Chapitre 48
Point de vue de Lee:
Faire son deuil c'est comme affronter la pire des tempêtes en pleine mer.
Soit on résiste, se débattant contre les vagues, contre l'impossible.
Soit on se laisse couler dans la noirceur des océans.
Mais dans tout les cas on finit par se noyer.
***
Le soleil brillait.
Le soleil brillait le jour de son enterrement.
Ça n'aurait pas dû me choquer: En Californie, le soleil brille, c'est normal. Pourtant, moi, je m'étais attendue à autre chose. Je m'étais imaginée qu'en me réveillant ce matin là: le ciel serait noir alors qu'un vent violent frapperait les arbres et que personnes n'oserait se balader dans les parcs.
Mais il a fait beau: Le ciel était d'un bleu éclatant, une légère brise faisait voleter les feuilles des arbres et les parcs étaient pleins à craquer.
Je m'attendais à ce que tout soit différent.
Mais je devais me rendre à l'évidence: le monde était le même, c'était moi qui avait changé.
La plupart des gens de notre ville étaient présents, attendant patiemment de rentrer dans l'église. L'ambiance était tendue, lourde, pesante.

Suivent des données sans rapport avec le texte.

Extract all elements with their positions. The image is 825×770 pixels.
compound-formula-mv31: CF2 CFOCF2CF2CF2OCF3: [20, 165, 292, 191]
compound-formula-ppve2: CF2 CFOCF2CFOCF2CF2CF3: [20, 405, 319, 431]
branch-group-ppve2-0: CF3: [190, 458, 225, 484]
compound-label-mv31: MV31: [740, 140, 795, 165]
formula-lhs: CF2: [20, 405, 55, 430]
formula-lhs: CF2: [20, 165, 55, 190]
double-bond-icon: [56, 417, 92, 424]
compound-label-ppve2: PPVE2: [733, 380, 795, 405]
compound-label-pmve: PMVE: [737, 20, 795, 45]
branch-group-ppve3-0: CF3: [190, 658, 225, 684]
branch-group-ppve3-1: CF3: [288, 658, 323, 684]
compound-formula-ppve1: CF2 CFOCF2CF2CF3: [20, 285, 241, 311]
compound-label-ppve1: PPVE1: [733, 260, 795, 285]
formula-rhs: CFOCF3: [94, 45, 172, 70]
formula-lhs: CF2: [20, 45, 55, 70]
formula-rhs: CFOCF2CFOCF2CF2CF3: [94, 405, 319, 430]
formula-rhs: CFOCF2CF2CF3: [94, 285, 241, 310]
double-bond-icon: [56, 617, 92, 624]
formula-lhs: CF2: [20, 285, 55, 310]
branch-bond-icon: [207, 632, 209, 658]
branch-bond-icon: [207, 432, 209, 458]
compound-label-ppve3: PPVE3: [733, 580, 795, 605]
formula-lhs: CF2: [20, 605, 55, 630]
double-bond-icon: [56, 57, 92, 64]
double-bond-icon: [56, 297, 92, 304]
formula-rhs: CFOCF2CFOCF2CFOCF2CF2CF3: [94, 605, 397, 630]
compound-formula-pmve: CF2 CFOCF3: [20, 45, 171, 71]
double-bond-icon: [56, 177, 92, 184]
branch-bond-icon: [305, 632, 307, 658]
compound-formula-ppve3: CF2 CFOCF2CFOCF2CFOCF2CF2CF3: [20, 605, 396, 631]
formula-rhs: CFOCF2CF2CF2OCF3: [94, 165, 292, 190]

Certaines personnes pleuraient, d'autres affichaient des mines désolées, on pouvait presque lire de la pitié quand leurs yeux se posaient sur moi.
Mais ça n'avait plus aucune importance, aucun interêt.
Quand ce fut l'heure de rentrer dans la cathédrale, une masse de personne vêtue de noir prirent respectivement place sur les bancs dans un silence impressionnant alors que je fixai le cercueil d'acajou, les yeux écarquillés.
Vous savez ce que sait quand quelque chose fait tellement mal que vous n'arrivez même pas à pleurer...? Quand c'est tellement douloureux, tellement affreux que ça vous coupe le souffle et vous empêche de respirer. Quand vous en êtes à vous demandez si la mort ne serait pas plus facile à supporter que la vie, plus simple...
C'est exactement ce que je ressentais à cet instant quand Ryan attrapa ma main pour me faire asseoir à ses cotés.
La cérémonie débuta par une chanson, puis s'enchaînèrent discours sur discours, hommage sur hommage, prière sur prière.
Je n'écoutais pas, je n'y arrivais pas. Alors je me contentais de fixer le cercueil, encore et encore, sans le quitter des yeux.
Tout était fini. Pourtant qu'est-ce que je n'aurais pas donné pour que les choses soient différentes? Pour quelles se soient terminées d'une autres manière?
-Et voici maintenant Leah Sharpin, m'interpella le prêtre en me faisant signe de venir alors que Ryan me disait de me lever d'un coup de coude.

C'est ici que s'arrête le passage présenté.